The plan, which was first reported by The Star-Ledger of Newark, is an alternative to one to merge Rutgers’ Camden campus into Rowan as part of a broader reorganization of higher education institutions in the state. Christie, a Republican, has said he wants the changes to take effect by July 1 though it’s certain that implementing the details would take well beyond then, possibly several years.

Rutgers-Camden students, faculty and alumni mostly oppose the merger, as does Rutgers’ Board of Trustees. They object to losing  the respected Rutgers identity and say there would be problems in combining a campus of a research university with a state university that’s primarily a teaching university.

Christie has not signed off on the alternative plan, which is being hashed out by a group of lawmakers and higher education officials. Rutgers Vice President of Public Affairs Peter McDonough said that the new concept isn’t in writing.

It’s unclear how likely the proposal is to be implemented.
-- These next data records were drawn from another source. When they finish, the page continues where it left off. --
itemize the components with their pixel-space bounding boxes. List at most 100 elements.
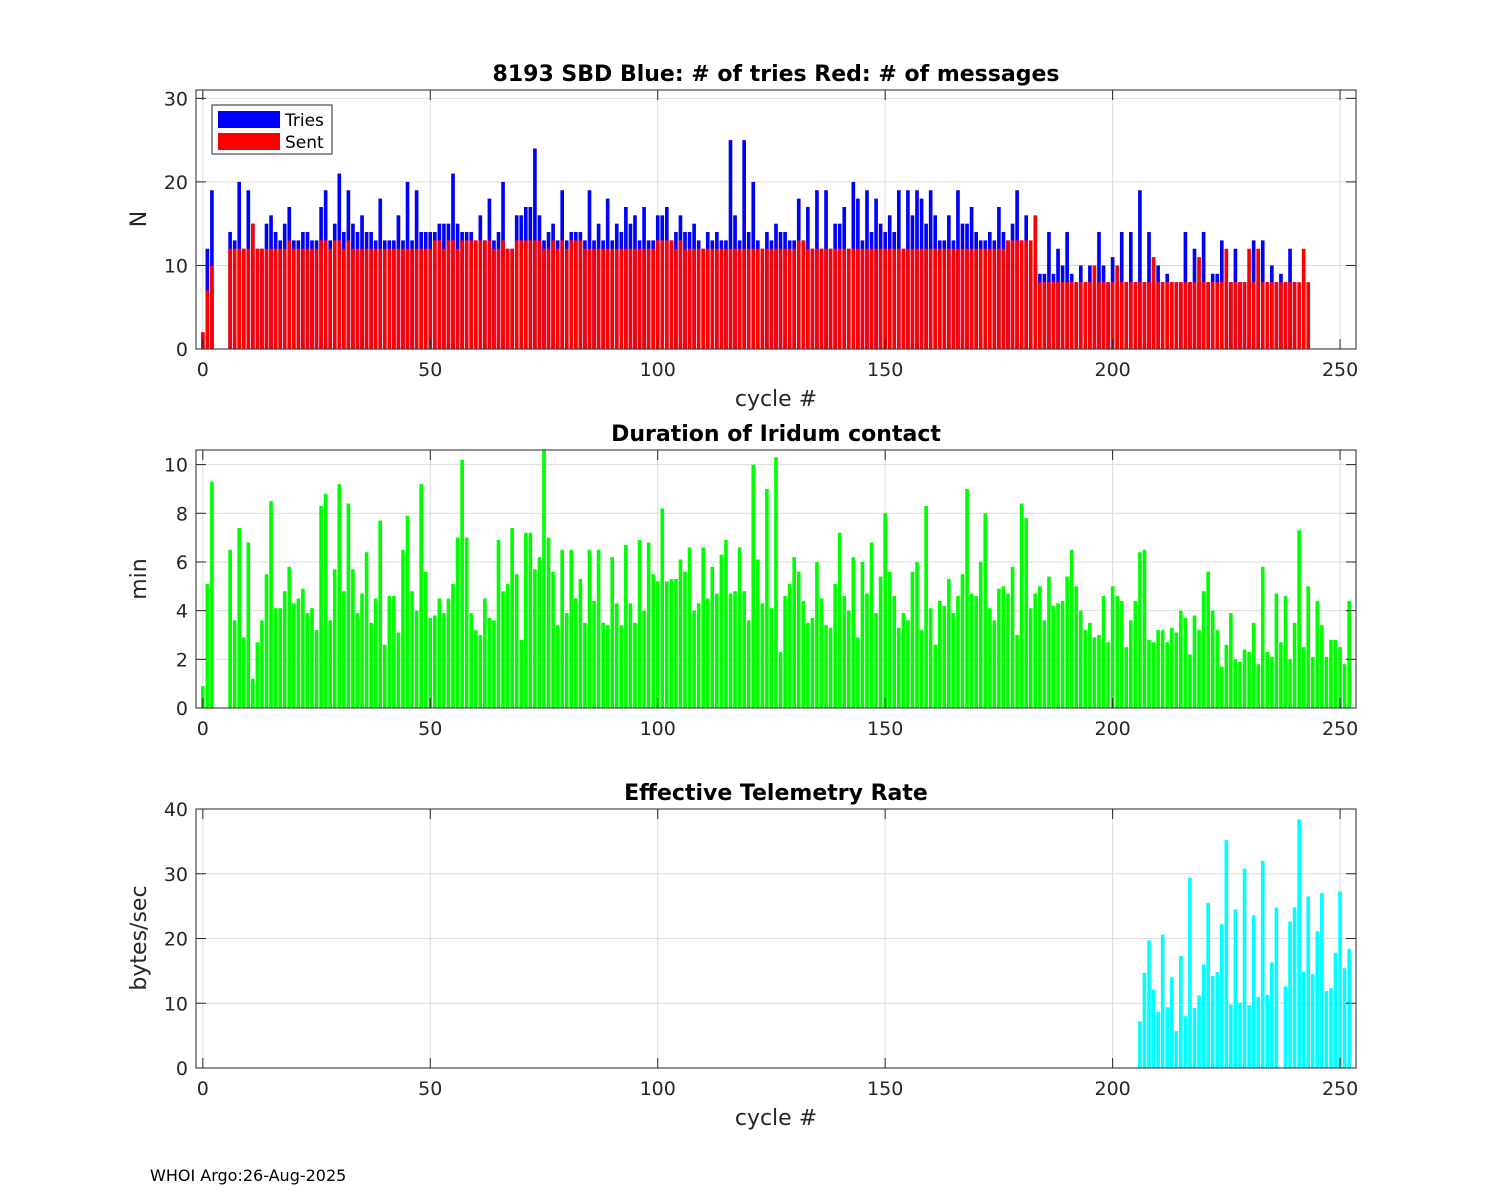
bar-duration-duration xyxy=(1119,600,1124,708)
bar-tries-sent-sent xyxy=(1156,282,1160,349)
bar-duration-duration xyxy=(997,588,1001,708)
x-tick-label: 150 xyxy=(867,718,903,740)
legend-swatch-tries xyxy=(218,111,280,128)
bar-duration-duration xyxy=(1115,596,1119,708)
bar-duration-duration xyxy=(1160,630,1165,708)
x-tick-label: 100 xyxy=(640,718,676,740)
bar-tries-sent-sent xyxy=(351,248,355,349)
bar-duration-duration xyxy=(446,598,451,708)
bar-tries-sent-sent xyxy=(942,248,947,349)
bar-tries-sent-sent xyxy=(282,248,287,349)
bar-tries-sent-sent xyxy=(392,248,396,349)
bar-telemetry-rate xyxy=(1151,989,1156,1068)
bar-tries-sent-sent xyxy=(241,248,246,349)
bar-duration-duration xyxy=(205,583,210,708)
bar-duration-duration xyxy=(301,588,305,708)
bar-tries-sent-sent xyxy=(715,248,719,349)
bar-duration-duration xyxy=(305,613,310,708)
bar-tries-sent-sent xyxy=(601,248,605,349)
bar-tries-sent-sent xyxy=(451,240,455,349)
bar-duration-duration xyxy=(1247,652,1251,708)
bar-duration-duration xyxy=(401,549,405,708)
bar-telemetry-rate xyxy=(1315,931,1320,1068)
bar-duration-duration xyxy=(815,561,819,708)
y-tick-label: 0 xyxy=(176,339,188,361)
bar-tries-sent-sent xyxy=(442,248,446,349)
bar-tries-sent-sent xyxy=(314,248,319,349)
bar-duration-duration xyxy=(360,593,364,708)
bar-telemetry-rate xyxy=(1160,934,1165,1068)
bar-duration-duration xyxy=(237,527,242,708)
bar-tries-sent-sent xyxy=(546,248,551,349)
bar-tries-sent-sent xyxy=(692,248,696,349)
bar-tries-sent-sent xyxy=(382,248,387,349)
bar-tries-sent-sent xyxy=(478,240,483,349)
bar-tries-sent-sent xyxy=(255,248,260,349)
bar-tries-sent-sent xyxy=(542,248,546,349)
bar-duration-duration xyxy=(232,620,237,708)
y-axis-label-tries-sent: N xyxy=(127,211,152,227)
telemetry-rate-panel: 0 50 100 150 200 250 0 10 20 30 40 Effective Telem… xyxy=(127,781,1358,1131)
bar-duration-duration xyxy=(537,557,542,708)
bar-duration-duration xyxy=(392,596,396,708)
bar-duration-duration xyxy=(1179,610,1183,708)
bar-tries-sent-sent xyxy=(473,240,478,349)
bar-duration-duration xyxy=(633,622,637,708)
bar-duration-duration xyxy=(960,574,965,708)
bar-tries-sent-sent xyxy=(1233,282,1238,349)
bar-tries-sent-sent xyxy=(1260,282,1265,349)
bar-tries-sent-sent xyxy=(633,248,637,349)
bar-duration-duration xyxy=(1056,603,1060,708)
bar-tries-sent-sent xyxy=(910,248,915,349)
bar-duration-duration xyxy=(678,559,683,708)
bar-tries-sent-sent xyxy=(310,248,314,349)
bar-tries-sent-sent xyxy=(1151,257,1156,349)
bar-duration-duration xyxy=(210,481,214,708)
bar-tries-sent-sent xyxy=(1138,282,1142,349)
bar-tries-sent-sent xyxy=(1306,282,1311,349)
bar-duration-duration xyxy=(1297,530,1301,708)
bar-tries-sent-sent xyxy=(605,248,610,349)
bar-tries-sent-tries xyxy=(742,140,746,349)
bar-duration-duration xyxy=(328,620,333,708)
y-axis-label-telemetry: bytes/sec xyxy=(127,885,152,990)
bar-tries-sent-sent xyxy=(978,248,983,349)
bar-tries-sent-sent xyxy=(806,248,810,349)
bar-tries-sent-sent xyxy=(614,248,619,349)
bar-tries-sent-sent xyxy=(373,248,378,349)
bar-tries-sent-sent xyxy=(937,248,942,349)
bar-duration-duration xyxy=(519,639,524,708)
bar-tries-sent-sent xyxy=(401,248,405,349)
bar-duration-duration xyxy=(751,464,756,708)
bar-duration-duration xyxy=(878,576,883,708)
bar-duration-duration xyxy=(619,625,624,708)
bar-tries-sent-sent xyxy=(510,248,514,349)
bar-tries-sent-sent xyxy=(1047,282,1051,349)
bar-duration-duration xyxy=(1310,656,1315,708)
bar-tries-sent-sent xyxy=(1019,240,1024,349)
bar-duration-duration xyxy=(355,613,360,708)
y-tick-label: 8 xyxy=(176,503,188,525)
bar-tries-sent-sent xyxy=(287,240,292,349)
bar-duration-duration xyxy=(1201,591,1206,708)
bar-duration-duration xyxy=(605,625,610,708)
bar-duration-duration xyxy=(842,596,847,708)
bar-duration-duration xyxy=(1142,549,1147,708)
bar-duration-duration xyxy=(1042,620,1047,708)
bar-tries-sent-sent xyxy=(678,240,683,349)
bar-tries-sent-sent xyxy=(651,248,655,349)
bar-tries-sent-sent xyxy=(1006,240,1010,349)
bar-telemetry-rate xyxy=(1229,1004,1233,1068)
x-tick-label: 250 xyxy=(1322,359,1358,381)
bar-tries-sent-sent xyxy=(856,248,860,349)
bar-duration-duration xyxy=(783,596,787,708)
bar-tries-sent-sent xyxy=(555,248,560,349)
bar-duration-duration xyxy=(364,552,369,708)
x-tick-label: 200 xyxy=(1094,359,1130,381)
chart-title-tries-sent: 8193 SBD Blue: # of tries Red: # of mess… xyxy=(493,62,1060,87)
bar-tries-sent-sent xyxy=(760,248,765,349)
bar-duration-duration xyxy=(442,613,446,708)
bar-tries-sent-sent xyxy=(660,240,665,349)
bar-duration-duration xyxy=(555,625,560,708)
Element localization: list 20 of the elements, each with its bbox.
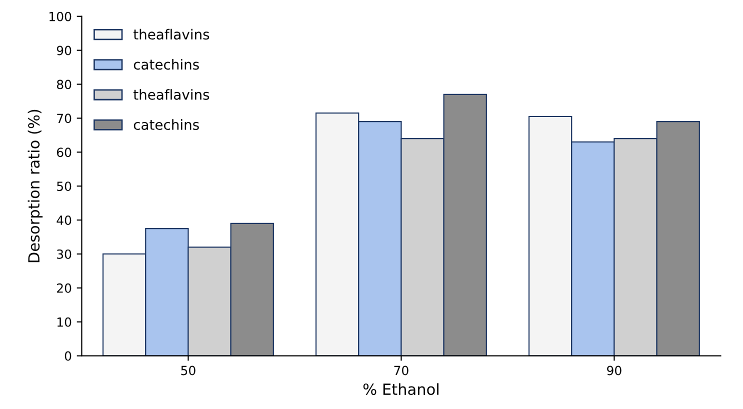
x-tick-label: 50	[181, 366, 196, 376]
y-tick-label: 90	[56, 46, 72, 56]
y-tick-label: 70	[57, 114, 72, 124]
y-tick-label: 30	[57, 249, 72, 259]
x-tick-label: 90	[607, 366, 622, 376]
y-tick-label: 60	[56, 148, 72, 158]
legend-label: theaflavins	[133, 89, 210, 100]
x-tick-label: 70	[394, 366, 408, 376]
y-tick-label: 20	[57, 283, 72, 293]
legend-label: catechins	[134, 119, 199, 130]
y-tick-label: 100	[50, 12, 72, 22]
y-tick-label: 50	[57, 182, 72, 192]
x-axis-title: % Ethanol	[363, 383, 438, 396]
y-axis-title: Desorption ratio (%)	[28, 110, 43, 262]
y-tick-label: 80	[56, 80, 72, 90]
y-tick-label: 40	[56, 216, 72, 225]
y-tick-label: 10	[57, 317, 72, 327]
legend-label: catechins	[134, 58, 199, 70]
legend-label: theaflavins	[133, 28, 210, 40]
y-tick-label: 0	[64, 351, 72, 361]
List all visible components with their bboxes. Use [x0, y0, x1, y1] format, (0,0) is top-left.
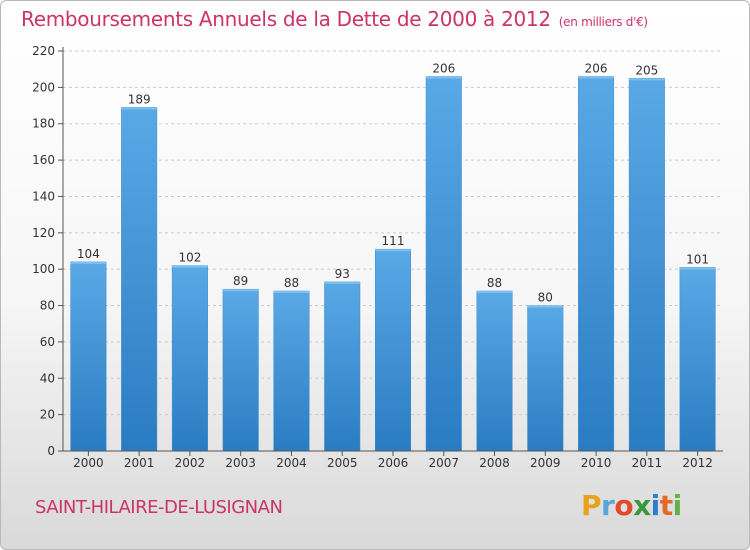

Rowan spokesman Joe Cardona said the university, based in Glassboro, had not been apprised of the plan, though he said Rowan officials are glad state leaders are discussing how to expand higher education opportunities in southern New Jersey.

Democratic powerbroker George Norcross, who is pushing to create a research university in southern New Jersey, told The Associated Press on Monday night that no agreement is in place.

Christie and Norcross were due in Camden on Tuesday for the groundbreaking at a new cancer institute at the city’s Cooper University Hospital, where Norcross is the chairman of the board.

Cooper figures prominently in any changes to higher education in New Jersey because the hospital and Rowan are opening a new medical school later this year.

But Norcross said there was nothing on Tuesday’s agenda other than the groundbreaking.